One of the plazas was full of free entertainment: buskers, dancers, DJs with outdoor decks, musicians of varying ability, bongo drummers, tap dancers, and dogs: lots and lots of dogs. In fact there were two parks dedicated to man’s best friend: one where big dogs could exercise; and one for the more bijou beasts. Helene was reminded of Mrs Jenkin’s dog, Alfie. He’d have liked the corral for smaller canines.

She wondered briefly what the Jenkins had made of her sudden absence.

Helene and Charlie meandered through the heaving streets, flowing with the crowds, stopping to look in shop windows, watching the street vendors selling red bean snapper cake, large pancakes stuffed with a variety of confectionary, takoyaki laced with spring onions and bright pink ginger, and generally acting like a couple of tourists without a care in the world.

In fact, stopping to look in shop windows gave Charlie a chance to check their back trail and see if anyone was following them.

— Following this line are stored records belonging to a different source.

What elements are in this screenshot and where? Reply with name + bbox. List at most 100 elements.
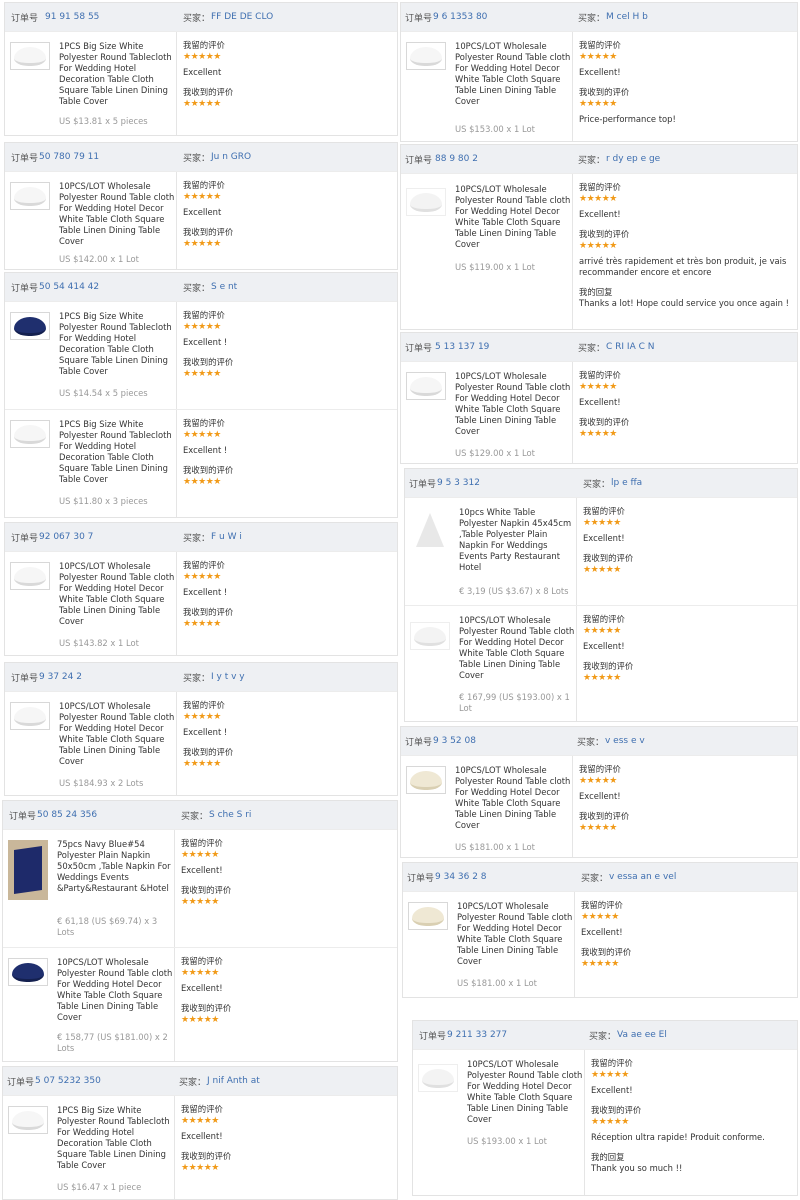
buyer-name[interactable]: r dy ep e ge bbox=[606, 154, 660, 164]
product-title[interactable]: 75pcs Navy Blue#54 Polyester Plain Napki… bbox=[57, 839, 173, 894]
product-price: US $193.00 x 1 Lot bbox=[467, 1136, 547, 1146]
buyer-label: 买家： bbox=[583, 479, 611, 490]
order-number[interactable]: 50 85 24 356 bbox=[37, 810, 97, 820]
order-number[interactable]: 9 5 3 312 bbox=[437, 478, 480, 488]
star-rating: ★★★★★ bbox=[583, 565, 621, 575]
star-rating: ★★★★★ bbox=[183, 712, 221, 722]
product-title[interactable]: 10PCS/LOT Wholesale Polyester Round Tabl… bbox=[467, 1059, 583, 1125]
my-review-label: 我留的评价 bbox=[579, 182, 621, 192]
product-cell: 10PCS/LOT Wholesale Polyester Round Tabl… bbox=[5, 552, 177, 655]
product-price: US $142.00 x 1 Lot bbox=[59, 254, 139, 264]
product-thumbnail[interactable] bbox=[10, 702, 50, 730]
order-card: 订单号 9 3 52 08 买家： v ess e v 10PCS/LOT Wh… bbox=[400, 726, 798, 858]
received-review-label: 我收到的评价 bbox=[183, 465, 234, 475]
buyer-name[interactable]: M cel H b bbox=[606, 12, 648, 22]
order-item: 10PCS/LOT Wholesale Polyester Round Tabl… bbox=[403, 891, 797, 997]
order-number[interactable]: 5 13 137 19 bbox=[435, 342, 489, 352]
received-review-label: 我收到的评价 bbox=[581, 947, 632, 957]
order-number[interactable]: 9 6 1353 80 bbox=[433, 12, 487, 22]
star-rating: ★★★★★ bbox=[591, 1070, 629, 1080]
buyer-label: 买家： bbox=[183, 533, 211, 544]
buyer-name[interactable]: S e nt bbox=[211, 282, 237, 292]
order-number-label: 订单号 bbox=[409, 479, 437, 490]
order-number[interactable]: 9 211 33 277 bbox=[447, 1030, 507, 1040]
buyer-name[interactable]: lp e ffa bbox=[611, 478, 642, 488]
order-number-label: 订单号 bbox=[419, 1031, 447, 1042]
star-rating: ★★★★★ bbox=[183, 239, 221, 249]
product-title[interactable]: 1PCS Big Size White Polyester Round Tabl… bbox=[59, 311, 175, 377]
product-thumbnail[interactable] bbox=[10, 182, 50, 210]
product-thumbnail[interactable] bbox=[8, 1106, 48, 1134]
product-title[interactable]: 10pcs White Table Polyester Napkin 45x45… bbox=[459, 507, 575, 573]
buyer-name[interactable]: C RI IA C N bbox=[606, 342, 654, 352]
product-cell: 10PCS/LOT Wholesale Polyester Round Tabl… bbox=[401, 32, 573, 141]
buyer-name[interactable]: FF DE DE CLO bbox=[211, 12, 273, 22]
product-title[interactable]: 10PCS/LOT Wholesale Polyester Round Tabl… bbox=[455, 371, 571, 437]
order-number[interactable]: 92 067 30 7 bbox=[39, 532, 93, 542]
buyer-name[interactable]: v ess e v bbox=[605, 736, 645, 746]
product-thumbnail[interactable] bbox=[406, 42, 446, 70]
order-number[interactable]: 50 780 79 11 bbox=[39, 152, 99, 162]
received-review-label: 我收到的评价 bbox=[579, 417, 630, 427]
order-number[interactable]: 9 3 52 08 bbox=[433, 736, 476, 746]
buyer-name[interactable]: S che S ri bbox=[209, 810, 251, 820]
product-title[interactable]: 10PCS/LOT Wholesale Polyester Round Tabl… bbox=[57, 957, 173, 1023]
product-thumbnail[interactable] bbox=[406, 372, 446, 400]
product-thumbnail[interactable] bbox=[418, 1064, 458, 1092]
product-thumbnail[interactable] bbox=[8, 840, 48, 900]
buyer-name[interactable]: J nif Anth at bbox=[207, 1076, 260, 1086]
review-cell: 我留的评价 ★★★★★ Excellent ! 我收到的评价 ★★★★★ bbox=[177, 552, 397, 655]
order-item: 10PCS/LOT Wholesale Polyester Round Tabl… bbox=[413, 1049, 797, 1195]
product-thumbnail[interactable] bbox=[10, 312, 50, 340]
product-title[interactable]: 1PCS Big Size White Polyester Round Tabl… bbox=[59, 419, 175, 485]
my-review-label: 我留的评价 bbox=[183, 700, 225, 710]
product-thumbnail[interactable] bbox=[10, 562, 50, 590]
order-number-label: 订单号 bbox=[405, 737, 433, 748]
product-thumbnail[interactable] bbox=[406, 766, 446, 794]
buyer-name[interactable]: I y t v y bbox=[211, 672, 245, 682]
star-rating: ★★★★★ bbox=[181, 1015, 219, 1025]
buyer-name[interactable]: Ju n GRO bbox=[211, 152, 251, 162]
product-thumbnail[interactable] bbox=[410, 622, 450, 650]
product-thumbnail[interactable] bbox=[408, 902, 448, 930]
product-thumbnail[interactable] bbox=[10, 420, 50, 448]
product-title[interactable]: 10PCS/LOT Wholesale Polyester Round Tabl… bbox=[59, 701, 175, 767]
star-rating: ★★★★★ bbox=[183, 369, 221, 379]
order-card: 订单号 9 6 1353 80 买家： M cel H b 10PCS/LOT … bbox=[400, 2, 798, 142]
buyer-name[interactable]: Va ae ee El bbox=[617, 1030, 667, 1040]
product-price: US $184.93 x 2 Lots bbox=[59, 778, 144, 788]
buyer-name[interactable]: F u W i bbox=[211, 532, 242, 542]
product-thumbnail[interactable] bbox=[410, 508, 450, 552]
product-title[interactable]: 10PCS/LOT Wholesale Polyester Round Tabl… bbox=[455, 41, 571, 107]
order-number-label: 订单号 bbox=[11, 13, 39, 24]
product-title[interactable]: 1PCS Big Size White Polyester Round Tabl… bbox=[59, 41, 175, 107]
product-title[interactable]: 1PCS Big Size White Polyester Round Tabl… bbox=[57, 1105, 173, 1171]
order-number[interactable]: 9 34 36 2 8 bbox=[435, 872, 487, 882]
order-number[interactable]: 88 9 80 2 bbox=[435, 154, 478, 164]
order-number-label: 订单号 bbox=[407, 873, 435, 884]
received-review-label: 我收到的评价 bbox=[579, 87, 630, 97]
order-header: 订单号 50 85 24 356 买家： S che S ri bbox=[3, 801, 397, 829]
product-thumbnail[interactable] bbox=[8, 958, 48, 986]
product-thumbnail[interactable] bbox=[406, 188, 446, 216]
product-title[interactable]: 10PCS/LOT Wholesale Polyester Round Tabl… bbox=[59, 181, 175, 247]
product-title[interactable]: 10PCS/LOT Wholesale Polyester Round Tabl… bbox=[455, 765, 571, 831]
buyer-name[interactable]: v essa an e vel bbox=[609, 872, 676, 882]
star-rating: ★★★★★ bbox=[579, 382, 617, 392]
product-title[interactable]: 10PCS/LOT Wholesale Polyester Round Tabl… bbox=[457, 901, 573, 967]
order-item: 10pcs White Table Polyester Napkin 45x45… bbox=[405, 497, 797, 605]
product-title[interactable]: 10PCS/LOT Wholesale Polyester Round Tabl… bbox=[459, 615, 575, 681]
product-cell: 10PCS/LOT Wholesale Polyester Round Tabl… bbox=[403, 892, 575, 997]
order-number[interactable]: 91 91 58 55 bbox=[45, 12, 99, 22]
product-title[interactable]: 10PCS/LOT Wholesale Polyester Round Tabl… bbox=[59, 561, 175, 627]
order-number[interactable]: 5 07 5232 350 bbox=[35, 1076, 101, 1086]
received-review-label: 我收到的评价 bbox=[591, 1105, 642, 1115]
my-review-label: 我留的评价 bbox=[579, 370, 621, 380]
star-rating: ★★★★★ bbox=[579, 241, 617, 251]
product-title[interactable]: 10PCS/LOT Wholesale Polyester Round Tabl… bbox=[455, 184, 571, 250]
order-number[interactable]: 50 54 414 42 bbox=[39, 282, 99, 292]
buyer-label: 买家： bbox=[578, 155, 606, 166]
product-thumbnail[interactable] bbox=[10, 42, 50, 70]
order-number[interactable]: 9 37 24 2 bbox=[39, 672, 82, 682]
product-price: US $153.00 x 1 Lot bbox=[455, 124, 535, 134]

Helene figured it was an almost impossible task to pick out a face in the hordes, but then again, his instincts had kept them safe this long.

Without a particular plan in mind, Helene led them away from the shops and strange entertainments of the main streets. She was surprised and rather relieved when her aimless rambling led them through one of the narrower streets only to find a beautiful park opening up before them.

“Shall we go in?” she said. “It’s only ¥200 each?”

Which was about £1.20.

He shrugged. “It’s as good a place as any to waste some time.”

Helene carefully counted out the money and they were admitted.

“Oh, this is lovely!”

She couldn’t help feeling the pleasure of such a delightful place. Her shoulders relaxed and she felt she could breathe again.

“This must be amazing when the cherry blossom is out,” she said enthusiastically. “Can’t you imagine it? Rows and rows of cherry trees filled with pink blossom. It would make the most wonderful snow-fall of petals.”

She glanced at Charlie: he was smiling at her.

“What?” she said.

“Nothing. It’s just… you’re not like anyone I’ve ever met before.”

Helene was taken aback. “You think?”

He grinned at her.

“For sure! We’re on the ride of a lifetime, probably being hunted by any number of international agencies, and you can still… you can still enjoy this park. That’s pretty amazing.
You’re
pretty amazing.”

His blue eyes were suddenly serious.

“Oh. Thanks,” she said, looking away.